Trotz des Rückstandes wollten die Fraureuther Frauen alles daran setzen, wieder näher heran zu kommen. Leider musste man nach einer doppelten Zeitstrafe vor der Pause dieses Vorhaben in Unterzahl angehen. Leipzig nutzte dies, um den Vorsprung weiterhin zu behaupten. Im weiteren Spielverlauf gelang es den Fraureutherinnen mehrfach, den Rückstand bis auf 2 Tore zu verkürzen. Mehr ließen die gegnerischen Spielerinnen nicht zu. Zudem scheiterten die HCF-Frauen einige Male im Abschluss aus aussichtsreicher Position bzw. schloss die Angriffe mehrfach zu überhastet und unpräzise ab. Leipzig nutzte die Ballgewinne, um sich erneut etwas mehr Luft zu verschaffen. Die Fraureuther Frauen versuchten bis zum Schlusspfiff alles, um den Rückstand doch noch wett zu machen.
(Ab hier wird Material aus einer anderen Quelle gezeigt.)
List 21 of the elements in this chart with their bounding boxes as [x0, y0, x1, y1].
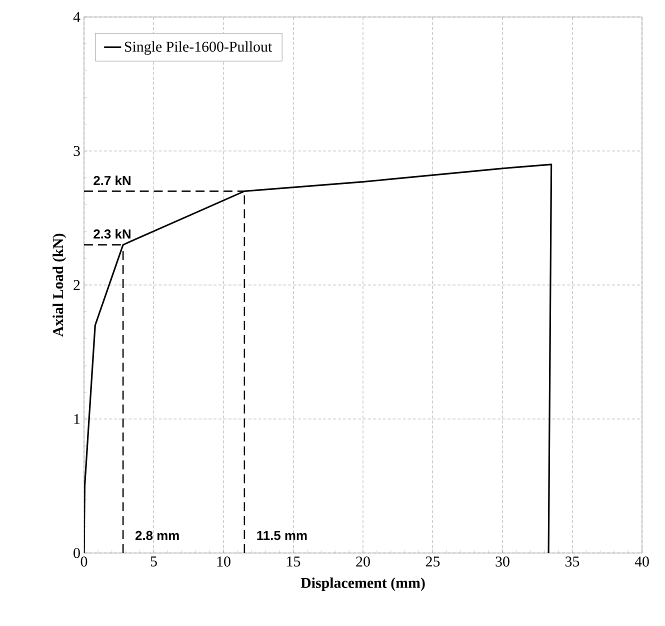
x-tick-label: 20 — [356, 556, 370, 567]
legend-label: Single Pile-1600-Pullout — [124, 41, 272, 55]
y-tick-label: 2 — [74, 280, 80, 290]
x-tick-label: 25 — [426, 556, 440, 567]
x-tick-label: 40 — [634, 556, 649, 567]
x-tick-label: 35 — [566, 556, 580, 567]
y-tick-label: 0 — [74, 548, 80, 558]
ref-line-label: 2.7 kN — [94, 176, 130, 185]
ref-line-label: 2.3 kN — [94, 229, 130, 239]
x-tick-label: 15 — [287, 556, 300, 567]
x-tick-label: 10 — [217, 556, 230, 567]
y-tick-label: 1 — [74, 414, 80, 424]
y-tick-label: 4 — [73, 12, 80, 22]
ref-line-label: 2.8 mm — [135, 530, 179, 540]
y-axis-title: Axial Load (kN) — [52, 234, 66, 337]
x-tick-label: 0 — [80, 556, 88, 567]
x-tick-label: 5 — [150, 556, 157, 566]
x-tick-label: 30 — [496, 556, 510, 567]
ref-line-label: 11.5 mm — [257, 531, 307, 540]
y-tick-label: 3 — [74, 146, 80, 156]
x-axis-title: Displacement (mm) — [300, 577, 425, 591]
Dies ließen die Leipzigerinnen aber nicht zu und setzten sich am Ende mit 32:27 durch.
Trotz dieser Niederlage gelang es der Fraureuther Mannschaft, über weite Strecken des Spiels durch eine kämpferische Leistung zu überzeugen. Bei etwas mehr Glück und Übersicht in den Angriffsaktionen sowie im Abschluss in den entscheidenden Phasen der Partie, wäre vielleicht sogar noch mehr möglich gewesen. Jetzt heißt es die positiven Effekte aus diesem Spiel in die nächste Partie zu Hause gegen den Tabellenführer aus Limbach mitzunehmen, um vielleicht den nächsten Heimsieg einfahren zu können.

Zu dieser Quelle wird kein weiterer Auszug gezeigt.